Computing Requires Larger Formulas than Approximating

by Avishay Tal

Oded's comments

I wish to highlight one aspect of this work, which I find extremely interesting. It is that Avishay transforms average-case hardness with respect to formula of a given size into worst-case hardness for much larger formulas. This is a result of an unprecedented nature. Typically, transformations of hardness come at a cost of a lower complexity of the computational devices being fooled (or failing). This is an artifact of the proof by contradiction, which reduces the violation of the hypothesis to the violation of the claim, while this reduction (as any standard one) increases the complexity. In contrast, Avishay shows a transformation between notion of hardness that increases the complexity of devices that are being fooled (or failed), and his proof by contradiction decreases the complexity of the device that violates the claim and so obtains a sufficiently smaller device that violates the hypothesis. Indeed, this is achieved while going from a strong notion of hardness (i.e., average-case) to a weaker one (i.e., worst-case hardness), but this is remarkable nevertheless (and one cannot expect such a complexity reduction without moving to a weaker notion of hardness).

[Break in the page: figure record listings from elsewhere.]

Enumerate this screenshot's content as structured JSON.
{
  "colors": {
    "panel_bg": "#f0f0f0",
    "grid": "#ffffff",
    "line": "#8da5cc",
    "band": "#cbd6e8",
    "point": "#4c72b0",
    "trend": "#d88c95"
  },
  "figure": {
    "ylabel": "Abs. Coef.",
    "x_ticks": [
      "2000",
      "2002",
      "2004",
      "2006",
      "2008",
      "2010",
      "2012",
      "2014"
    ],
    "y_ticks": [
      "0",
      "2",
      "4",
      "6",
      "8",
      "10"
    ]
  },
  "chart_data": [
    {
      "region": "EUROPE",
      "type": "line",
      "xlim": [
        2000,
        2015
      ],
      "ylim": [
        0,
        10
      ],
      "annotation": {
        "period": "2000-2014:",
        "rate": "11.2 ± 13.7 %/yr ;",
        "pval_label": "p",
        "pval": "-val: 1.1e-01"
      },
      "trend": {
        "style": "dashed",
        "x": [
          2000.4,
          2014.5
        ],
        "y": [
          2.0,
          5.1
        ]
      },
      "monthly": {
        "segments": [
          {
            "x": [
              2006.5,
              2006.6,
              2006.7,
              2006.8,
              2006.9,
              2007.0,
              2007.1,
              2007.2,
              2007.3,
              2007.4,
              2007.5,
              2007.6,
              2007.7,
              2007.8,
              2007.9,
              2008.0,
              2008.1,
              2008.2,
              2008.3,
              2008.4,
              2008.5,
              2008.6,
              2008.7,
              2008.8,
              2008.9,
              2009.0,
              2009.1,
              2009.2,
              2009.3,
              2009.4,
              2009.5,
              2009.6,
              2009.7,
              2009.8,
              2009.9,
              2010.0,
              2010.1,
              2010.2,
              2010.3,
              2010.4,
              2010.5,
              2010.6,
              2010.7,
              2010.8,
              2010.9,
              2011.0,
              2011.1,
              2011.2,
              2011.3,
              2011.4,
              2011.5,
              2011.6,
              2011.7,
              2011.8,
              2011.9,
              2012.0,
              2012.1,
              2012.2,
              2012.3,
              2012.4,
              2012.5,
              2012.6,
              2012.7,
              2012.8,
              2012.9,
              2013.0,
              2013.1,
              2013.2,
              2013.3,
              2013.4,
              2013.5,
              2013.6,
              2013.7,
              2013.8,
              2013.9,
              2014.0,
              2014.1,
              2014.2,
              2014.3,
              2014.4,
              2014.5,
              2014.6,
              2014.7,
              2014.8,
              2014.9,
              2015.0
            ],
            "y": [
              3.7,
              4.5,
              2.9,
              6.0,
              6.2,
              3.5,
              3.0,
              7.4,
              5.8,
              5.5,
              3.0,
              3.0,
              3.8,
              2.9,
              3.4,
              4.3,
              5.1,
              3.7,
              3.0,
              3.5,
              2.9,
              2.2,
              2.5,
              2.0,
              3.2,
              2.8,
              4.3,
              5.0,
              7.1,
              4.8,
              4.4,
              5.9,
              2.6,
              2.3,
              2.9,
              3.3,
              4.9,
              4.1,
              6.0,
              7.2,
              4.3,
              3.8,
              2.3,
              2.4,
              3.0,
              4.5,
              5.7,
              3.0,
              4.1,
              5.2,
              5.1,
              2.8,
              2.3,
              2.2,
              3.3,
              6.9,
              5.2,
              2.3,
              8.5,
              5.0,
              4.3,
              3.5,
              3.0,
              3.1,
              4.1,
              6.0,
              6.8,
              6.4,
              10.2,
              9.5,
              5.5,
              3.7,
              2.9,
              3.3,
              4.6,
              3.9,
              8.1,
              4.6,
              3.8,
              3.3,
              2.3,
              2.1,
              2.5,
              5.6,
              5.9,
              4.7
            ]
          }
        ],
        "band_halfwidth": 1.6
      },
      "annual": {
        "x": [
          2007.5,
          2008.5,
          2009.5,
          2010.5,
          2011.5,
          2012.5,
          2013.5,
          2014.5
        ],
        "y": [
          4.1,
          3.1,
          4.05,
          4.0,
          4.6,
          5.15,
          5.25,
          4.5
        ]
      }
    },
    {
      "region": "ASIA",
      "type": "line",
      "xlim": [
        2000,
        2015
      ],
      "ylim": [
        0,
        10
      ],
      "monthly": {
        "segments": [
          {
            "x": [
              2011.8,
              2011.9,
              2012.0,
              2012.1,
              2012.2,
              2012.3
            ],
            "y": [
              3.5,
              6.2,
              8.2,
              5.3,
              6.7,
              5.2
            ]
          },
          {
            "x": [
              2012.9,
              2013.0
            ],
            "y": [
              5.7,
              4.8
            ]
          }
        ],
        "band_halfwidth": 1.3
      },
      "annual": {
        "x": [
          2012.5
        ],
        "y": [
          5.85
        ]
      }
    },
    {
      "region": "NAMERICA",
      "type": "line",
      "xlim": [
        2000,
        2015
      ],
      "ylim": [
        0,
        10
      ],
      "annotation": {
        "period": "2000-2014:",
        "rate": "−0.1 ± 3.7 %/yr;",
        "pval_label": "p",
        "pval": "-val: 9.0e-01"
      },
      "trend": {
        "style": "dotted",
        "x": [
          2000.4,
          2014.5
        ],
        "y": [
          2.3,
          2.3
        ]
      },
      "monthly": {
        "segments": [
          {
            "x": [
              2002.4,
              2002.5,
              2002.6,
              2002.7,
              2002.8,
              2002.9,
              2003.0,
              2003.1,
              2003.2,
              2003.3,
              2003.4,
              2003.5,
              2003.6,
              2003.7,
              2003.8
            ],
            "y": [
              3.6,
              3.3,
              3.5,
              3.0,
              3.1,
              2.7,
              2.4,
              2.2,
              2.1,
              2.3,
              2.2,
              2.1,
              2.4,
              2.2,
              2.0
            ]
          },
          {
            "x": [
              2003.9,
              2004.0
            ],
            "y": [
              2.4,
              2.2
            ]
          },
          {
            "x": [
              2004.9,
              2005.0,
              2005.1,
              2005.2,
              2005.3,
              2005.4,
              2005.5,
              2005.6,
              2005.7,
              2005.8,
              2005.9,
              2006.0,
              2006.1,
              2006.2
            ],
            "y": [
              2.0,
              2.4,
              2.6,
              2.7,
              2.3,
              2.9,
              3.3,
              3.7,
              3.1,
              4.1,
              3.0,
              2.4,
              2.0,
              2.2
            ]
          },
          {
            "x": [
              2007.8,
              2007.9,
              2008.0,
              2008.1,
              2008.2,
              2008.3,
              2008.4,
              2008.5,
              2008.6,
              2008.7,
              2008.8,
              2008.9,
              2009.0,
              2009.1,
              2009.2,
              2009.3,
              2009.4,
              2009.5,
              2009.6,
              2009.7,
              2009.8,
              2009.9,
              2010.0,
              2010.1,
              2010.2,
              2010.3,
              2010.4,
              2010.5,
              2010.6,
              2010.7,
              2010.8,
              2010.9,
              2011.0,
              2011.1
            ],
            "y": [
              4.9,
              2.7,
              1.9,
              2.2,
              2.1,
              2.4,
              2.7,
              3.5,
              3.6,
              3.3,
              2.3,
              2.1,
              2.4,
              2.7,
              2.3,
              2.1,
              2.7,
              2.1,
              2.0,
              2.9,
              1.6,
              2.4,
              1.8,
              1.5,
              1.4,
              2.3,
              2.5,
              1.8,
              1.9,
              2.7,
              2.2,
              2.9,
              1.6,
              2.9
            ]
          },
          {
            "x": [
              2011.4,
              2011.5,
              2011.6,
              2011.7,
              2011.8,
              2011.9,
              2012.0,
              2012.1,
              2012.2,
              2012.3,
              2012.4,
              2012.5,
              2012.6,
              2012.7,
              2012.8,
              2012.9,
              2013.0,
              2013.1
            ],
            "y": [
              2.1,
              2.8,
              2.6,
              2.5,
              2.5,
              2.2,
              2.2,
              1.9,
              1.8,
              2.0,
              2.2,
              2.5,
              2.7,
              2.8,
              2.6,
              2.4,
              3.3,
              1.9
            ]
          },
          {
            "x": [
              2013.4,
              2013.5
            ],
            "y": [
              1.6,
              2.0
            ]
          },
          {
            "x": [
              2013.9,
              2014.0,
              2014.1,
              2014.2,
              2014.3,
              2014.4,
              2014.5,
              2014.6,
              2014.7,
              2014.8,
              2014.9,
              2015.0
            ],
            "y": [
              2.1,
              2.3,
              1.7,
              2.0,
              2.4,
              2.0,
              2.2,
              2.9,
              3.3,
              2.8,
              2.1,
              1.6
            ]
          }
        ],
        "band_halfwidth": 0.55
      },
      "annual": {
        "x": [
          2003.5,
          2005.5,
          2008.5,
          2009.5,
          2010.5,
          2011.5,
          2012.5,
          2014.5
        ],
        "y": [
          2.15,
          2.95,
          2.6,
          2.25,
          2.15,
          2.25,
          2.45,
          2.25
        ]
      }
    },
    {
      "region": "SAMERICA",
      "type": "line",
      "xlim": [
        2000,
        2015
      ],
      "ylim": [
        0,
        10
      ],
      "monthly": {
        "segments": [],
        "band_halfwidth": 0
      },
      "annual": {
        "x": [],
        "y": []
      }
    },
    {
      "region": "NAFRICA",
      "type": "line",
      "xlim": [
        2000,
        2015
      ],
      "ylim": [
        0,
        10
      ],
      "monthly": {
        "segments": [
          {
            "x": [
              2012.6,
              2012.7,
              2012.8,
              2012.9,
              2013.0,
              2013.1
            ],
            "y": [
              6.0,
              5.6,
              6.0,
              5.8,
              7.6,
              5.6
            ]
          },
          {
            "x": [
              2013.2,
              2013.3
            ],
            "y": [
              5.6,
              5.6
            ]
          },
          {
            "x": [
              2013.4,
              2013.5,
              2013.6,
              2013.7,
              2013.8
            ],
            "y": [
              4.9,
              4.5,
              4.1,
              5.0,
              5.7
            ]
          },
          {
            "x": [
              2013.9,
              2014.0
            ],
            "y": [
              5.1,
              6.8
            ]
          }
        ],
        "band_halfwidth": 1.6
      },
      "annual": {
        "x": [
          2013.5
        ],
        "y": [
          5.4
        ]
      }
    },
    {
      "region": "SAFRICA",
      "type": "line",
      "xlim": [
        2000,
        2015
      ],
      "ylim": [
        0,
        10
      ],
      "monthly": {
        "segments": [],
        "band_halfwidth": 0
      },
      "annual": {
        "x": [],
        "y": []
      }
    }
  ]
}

As shown in the paper, the foregoing transformation is a powerful new tool with great potential for improving the state-of-art regarding formula lower bounds, as demonstrated in the following toy example. Recall that this transformation (essentially) amplifies a lower bound of $s$ on the size of formulae that approximate a Boolean function with advantage $\epsilon>2^{-s}$ to a lower bound of ${\Omega}(\log(1/\epsilon))\cdot s$ on the size of formulae that compute the function. Starting with an almost trivial lower bound of $n-1$ on the size of any formula that approximates the parity of $n$ values with any positive advantage, one obtains the classical lower bound of ${\Omega}(n^2)$ on the size of any formula computing the parity.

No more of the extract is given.